POURQUOI LES PARTIS COMPTENT LES NIP PLUTÔT QUE LEUR INFLUENCE ?
La réponse risque de décevoir ceux qui ont fait du comptage de leurs militants une stratégie politique.
Le piège de la politique du chiffre
En politique, les chiffres impressionnent toujours. Ils donnent une apparence de force, de crédibilité et d’ancrage populaire. Mais ils peuvent aussi être trompeurs.
Un adhérent n’est pas forcément un militant actif. Un militant actif n’est pas nécessairement un électeur fidèle.

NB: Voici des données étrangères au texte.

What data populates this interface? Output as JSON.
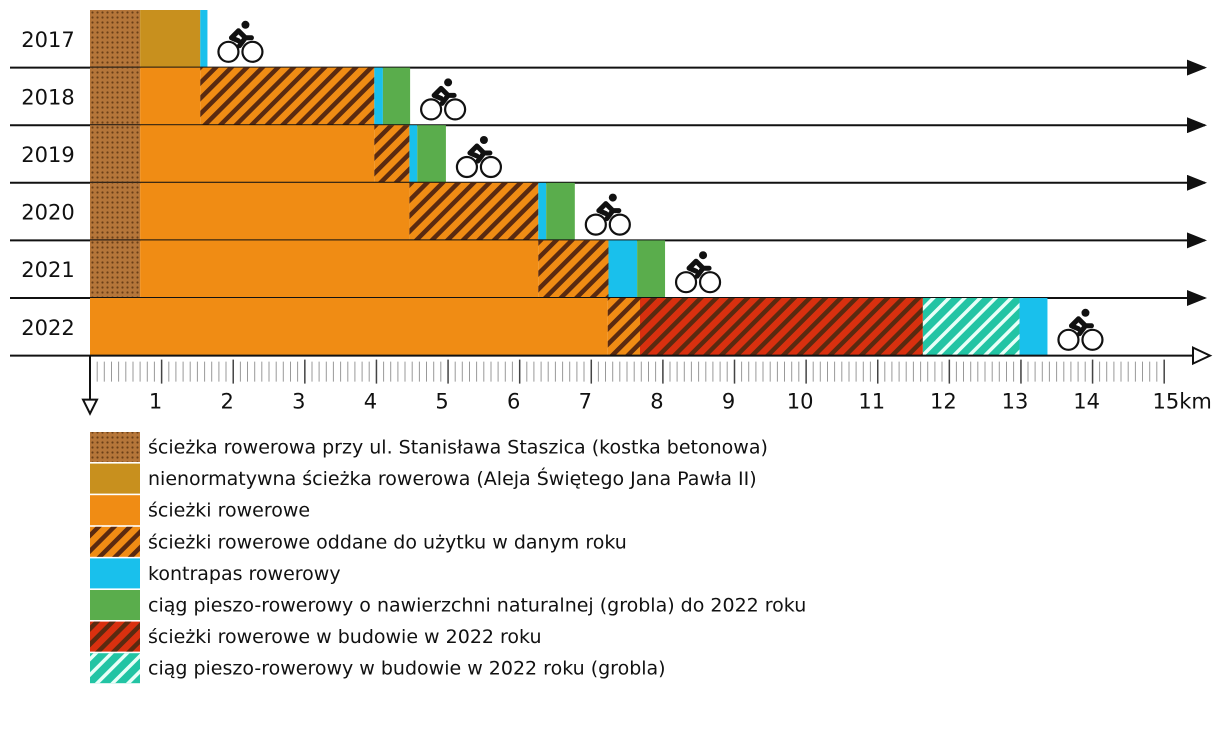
{
  "chart_data": {
    "type": "stacked-bar",
    "orientation": "horizontal",
    "categories": [
      "2017",
      "2018",
      "2019",
      "2020",
      "2021",
      "2022"
    ],
    "xlim": [
      0,
      15.5
    ],
    "xticks": [
      1,
      2,
      3,
      4,
      5,
      6,
      7,
      8,
      9,
      10,
      11,
      12,
      13,
      14,
      {
        "value": 15,
        "label": "15km"
      }
    ],
    "series": [
      {
        "name": "ścieżka rowerowa przy ul. Stanisława Staszica (kostka betonowa)",
        "color": "#b5763a",
        "pattern": "dots",
        "values": [
          0.7,
          0.7,
          0.7,
          0.7,
          0.7,
          null
        ]
      },
      {
        "name": "nienormatywna ścieżka rowerowa (Aleja Świętego Jana Pawła II)",
        "color": "#c8901e",
        "values": [
          0.84,
          null,
          null,
          null,
          null,
          null
        ]
      },
      {
        "name": "ścieżki rowerowe",
        "color": "#f08c14",
        "values": [
          null,
          0.84,
          3.27,
          3.76,
          5.56,
          7.23
        ]
      },
      {
        "name": "ścieżki rowerowe oddane do użytku w danym roku",
        "color": "#f08c14",
        "pattern": "stripes",
        "values": [
          null,
          2.43,
          0.49,
          1.8,
          0.98,
          0.45
        ]
      },
      {
        "name": "kontrapas rowerowy",
        "color": "#19c0ec",
        "values": [
          0.1,
          0.12,
          0.11,
          0.11,
          0.4,
          0.39
        ]
      },
      {
        "name": "ciąg pieszo-rowerowy o nawierzchni naturalnej (grobla) do 2022 roku",
        "color": "#5aad4c",
        "values": [
          null,
          0.38,
          0.4,
          0.4,
          0.39,
          null
        ]
      },
      {
        "name": "ścieżki rowerowe w budowie w 2022 roku",
        "color": "#d9300f",
        "pattern": "stripes",
        "values": [
          null,
          null,
          null,
          null,
          null,
          3.95
        ]
      },
      {
        "name": "ciąg pieszo-rowerowy w budowie w 2022 roku (grobla)",
        "color": "#22c4a4",
        "pattern": "stripes-light",
        "values": [
          null,
          null,
          null,
          null,
          null,
          1.35
        ]
      }
    ]
  }
}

Et un électeur fidèle ne garantit pas une victoire électorale.
Entre le nombre d’inscrits sur un registre et la capacité réelle à mobiliser sur le terrain, il existe souvent un fossé immense. Certains partis disposent d’effectifs impressionnants sur le papier mais peinent à remplir une salle lors d’une réunion publique. D’autres revendiquent des milliers de membres sans parvenir à influencer le débat national ou à peser dans les décisions politiques.
La vérité est parfois cruelle. Les listes d’adhésion peuvent grossir pendant que l’influence réelle rétrécit.
Le poids d’un parti ne se mesure pas au nombre de NIP
L’histoire politique regorge d’exemples de formations qui comptaient peu d’adhérents mais exerçaient une influence considérable. À l’inverse, certains mouvements aux effectifs impressionnants ont disparu sans laisser de traces.
Ce qui fait la force d’un parti, ce n’est pas seulement le nombre de ses membres. C’est la qualité de son projet, la crédibilité de ses dirigeants, sa capacité à convaincre les citoyens et à transformer les idées en actions concrètes.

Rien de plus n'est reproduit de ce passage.